Greenfield, who had maintained a buy rating on Disney shares for nearly five years, anticipates that cable cancellations (likely due to consumers' ability to stream live TV or shows via the Internet), along with viewers' unwillingness to watch television commercials, could slow Disney's broadcasting growth prospects. Although the analyst said he believes Disney is clearly best positioned among its broadcasting peers, he simply doesn't believe the company can execute its strategy without flaws.
Now what: Investors should be asking here whether Mickey Mouse can summon up some of his Fantasia magic and send Disney stock higher, or whether the House of Mouse has actually headed into Tomorrowland a bit too soon.
A case could clearly be made for both the bulls and bears.
For the optimists, it's easy to believe Disney's momentum will be hard to slow. Disney's ESPN networks continue to collect strong ratings, Frozen has been an absolute monster, and its theme parks and resorts in its fiscal first quarter produced a 9% increase in year-over-year revenue and a 20% surge in income. Not to mention that sales of products spurred by Frozen helped boost profit in its consumer products segment by a whopping 46% year over year. Multiple years of strong results isn't luck for Disney -- it's a trend.
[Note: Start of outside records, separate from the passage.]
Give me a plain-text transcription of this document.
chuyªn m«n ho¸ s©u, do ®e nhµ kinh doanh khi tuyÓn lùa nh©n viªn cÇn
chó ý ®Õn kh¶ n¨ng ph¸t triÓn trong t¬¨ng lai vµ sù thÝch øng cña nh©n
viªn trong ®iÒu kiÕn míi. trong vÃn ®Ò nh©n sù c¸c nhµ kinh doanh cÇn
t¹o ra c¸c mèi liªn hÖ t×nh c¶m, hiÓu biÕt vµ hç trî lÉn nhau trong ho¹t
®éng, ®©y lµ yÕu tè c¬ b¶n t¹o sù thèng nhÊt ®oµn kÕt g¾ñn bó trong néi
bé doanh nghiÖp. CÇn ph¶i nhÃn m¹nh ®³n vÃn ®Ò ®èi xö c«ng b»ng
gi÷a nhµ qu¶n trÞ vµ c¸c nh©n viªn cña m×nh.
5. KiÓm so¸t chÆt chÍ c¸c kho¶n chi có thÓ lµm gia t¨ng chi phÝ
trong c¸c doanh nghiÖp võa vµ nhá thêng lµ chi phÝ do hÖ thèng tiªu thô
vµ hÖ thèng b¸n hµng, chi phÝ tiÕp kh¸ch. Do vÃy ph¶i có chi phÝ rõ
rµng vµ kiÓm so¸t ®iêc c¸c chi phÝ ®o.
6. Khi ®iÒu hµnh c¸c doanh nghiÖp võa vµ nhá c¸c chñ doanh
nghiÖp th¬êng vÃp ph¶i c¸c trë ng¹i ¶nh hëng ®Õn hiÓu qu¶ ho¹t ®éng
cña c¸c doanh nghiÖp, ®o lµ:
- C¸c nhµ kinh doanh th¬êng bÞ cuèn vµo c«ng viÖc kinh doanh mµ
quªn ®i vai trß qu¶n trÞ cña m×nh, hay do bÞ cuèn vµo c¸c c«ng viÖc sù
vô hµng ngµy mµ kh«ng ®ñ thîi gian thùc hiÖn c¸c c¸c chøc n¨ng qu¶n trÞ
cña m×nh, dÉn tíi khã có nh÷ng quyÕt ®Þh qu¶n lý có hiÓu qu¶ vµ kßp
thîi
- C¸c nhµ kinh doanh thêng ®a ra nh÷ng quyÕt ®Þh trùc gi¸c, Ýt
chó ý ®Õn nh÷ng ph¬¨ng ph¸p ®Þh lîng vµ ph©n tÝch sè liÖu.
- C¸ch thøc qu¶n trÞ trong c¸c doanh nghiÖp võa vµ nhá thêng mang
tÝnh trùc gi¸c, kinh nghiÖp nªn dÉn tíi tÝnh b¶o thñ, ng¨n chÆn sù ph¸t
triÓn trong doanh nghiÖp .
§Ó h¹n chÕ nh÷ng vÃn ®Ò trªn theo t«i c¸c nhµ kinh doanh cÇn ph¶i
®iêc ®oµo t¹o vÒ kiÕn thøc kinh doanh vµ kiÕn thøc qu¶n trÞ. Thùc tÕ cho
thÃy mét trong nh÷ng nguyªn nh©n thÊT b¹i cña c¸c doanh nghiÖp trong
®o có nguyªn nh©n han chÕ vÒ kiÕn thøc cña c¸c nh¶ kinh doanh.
On the flip side, Disney's valuation is starting to get a bit goofy, and it leaves little room for disappointment. Disney's forward P/E of roughly 20 and its price-to-book ratio of four are both higher than its five-year average P/E of 18 and its price-to-book of 2.3. Furthermore, its 1.1% yield isn't exactly eye-catching. If Disney does have a bad quarter, that yield isn't going to provide much of a downside buffer.
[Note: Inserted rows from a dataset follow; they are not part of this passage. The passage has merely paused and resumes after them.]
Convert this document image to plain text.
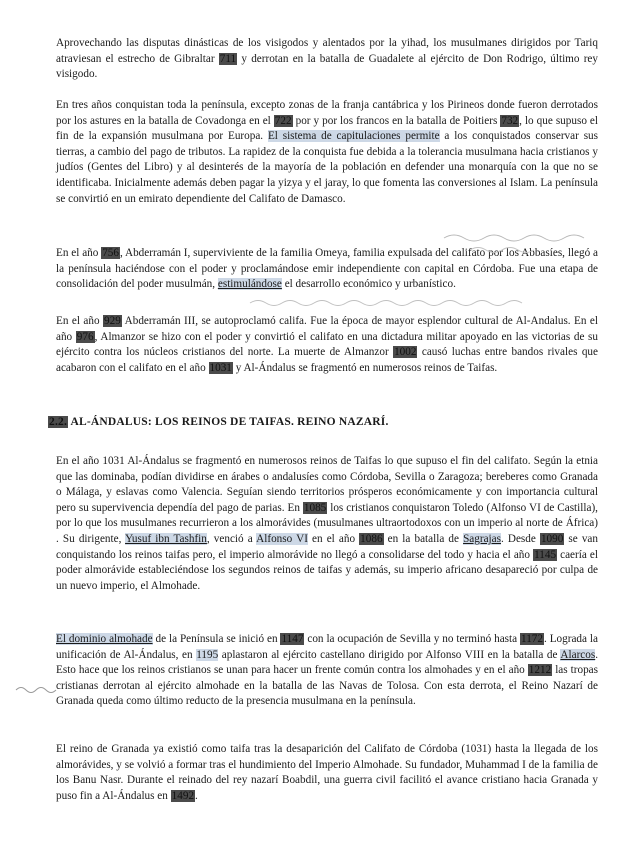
Aprovechando las disputas dinásticas de los visigodos y alentados por la yihad, los musulmanes dirigidos por Tariq atraviesan el estrecho de Gibraltar 711 y derrotan en la batalla de Guadalete al ejército de Don Rodrigo, último rey visigodo.

En tres años conquistan toda la península, excepto zonas de la franja cantábrica y los Pirineos donde fueron derrotados por los astures en la batalla de Covadonga en el 722 por y por los francos en la batalla de Poitiers 732, lo que supuso el fin de la expansión musulmana por Europa. El sistema de capitulaciones permite a los conquistados conservar sus tierras, a cambio del pago de tributos. La rapidez de la conquista fue debida a la tolerancia musulmana hacia cristianos y judíos (Gentes del Libro) y al desinterés de la mayoría de la población en defender una monarquía con la que no se identificaba. Inicialmente además deben pagar la yizya y el jaray, lo que fomenta las conversiones al Islam. La península se convirtió en un emirato dependiente del Califato de Damasco.

En el año 756, Abderramán I, superviviente de la familia Omeya, familia expulsada del califato por los Abbasíes, llegó a la península haciéndose con el poder y proclamándose emir independiente con capital en Córdoba. Fue una etapa de consolidación del poder musulmán, estimulándose el desarrollo económico y urbanístico.

En el año 929 Abderramán III, se autoproclamó califa. Fue la época de mayor esplendor cultural de Al-Andalus. En el año 976, Almanzor se hizo con el poder y convirtió el califato en una dictadura militar apoyado en las victorias de su ejército contra los núcleos cristianos del norte. La muerte de Almanzor 1002 causó luchas entre bandos rivales que acabaron con el califato en el año 1031 y Al-Ándalus se fragmentó en numerosos reinos de Taifas.

2.2. AL-ÁNDALUS: LOS REINOS DE TAIFAS. REINO NAZARÍ.

En el año 1031 Al-Ándalus se fragmentó en numerosos reinos de Taifas lo que supuso el fin del califato. Según la etnia que las dominaba, podían dividirse en árabes o andalusíes como Córdoba, Sevilla o Zaragoza; bereberes como Granada o Málaga, y eslavas como Valencia. Seguían siendo territorios prósperos económicamente y con importancia cultural pero su supervivencia dependía del pago de parias. En 1085 los cristianos conquistaron Toledo (Alfonso VI de Castilla), por lo que los musulmanes recurrieron a los almorávides (musulmanes ultraortodoxos con un imperio al norte de África) . Su dirigente, Yusuf ibn Tashfin, venció a Alfonso VI en el año 1086 en la batalla de Sagrajas. Desde 1090 se van conquistando los reinos taifas pero, el imperio almorávide no llegó a consolidarse del todo y hacia el año 1145 caería el poder almorávide estableciéndose los segundos reinos de taifas y además, su imperio africano desapareció por culpa de un nuevo imperio, el Almohade.

El dominio almohade de la Península se inició en 1147 con la ocupación de Sevilla y no terminó hasta 1172. Lograda la unificación de Al-Ándalus, en 1195 aplastaron al ejército castellano dirigido por Alfonso VIII en la batalla de Alarcos. Esto hace que los reinos cristianos se unan para hacer un frente común contra los almohades y en el año 1212 las tropas cristianas derrotan al ejército almohade en la batalla de las Navas de Tolosa. Con esta derrota, el Reino Nazarí de Granada queda como último reducto de la presencia musulmana en la península.

El reino de Granada ya existió como taifa tras la desaparición del Califato de Córdoba (1031) hasta la llegada de los almorávides, y se volvió a formar tras el hundimiento del Imperio Almohade. Su fundador, Muhammad I de la familia de los Banu Nasr. Durante el reinado del rey nazarí Boabdil, una guerra civil facilitó el avance cristiano hacia Granada y puso fin a Al-Ándalus en 1492.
Ultimately I tend to side with Greenfield that Disney appears due for a pullback, or at least a cooling-off period, in the interim or intermediate term. Disney certainly has pricing power and unparalleled branding ability, so it should outperform the market over the long term. Over the course of the next three years, however, it could be difficult for Disney to duplicate the success of Frozen or to squeeze out substantially higher profits from its broadcasting networks. Only time will tell if that's the case, but I don't see any reason to rush into Disney shares here.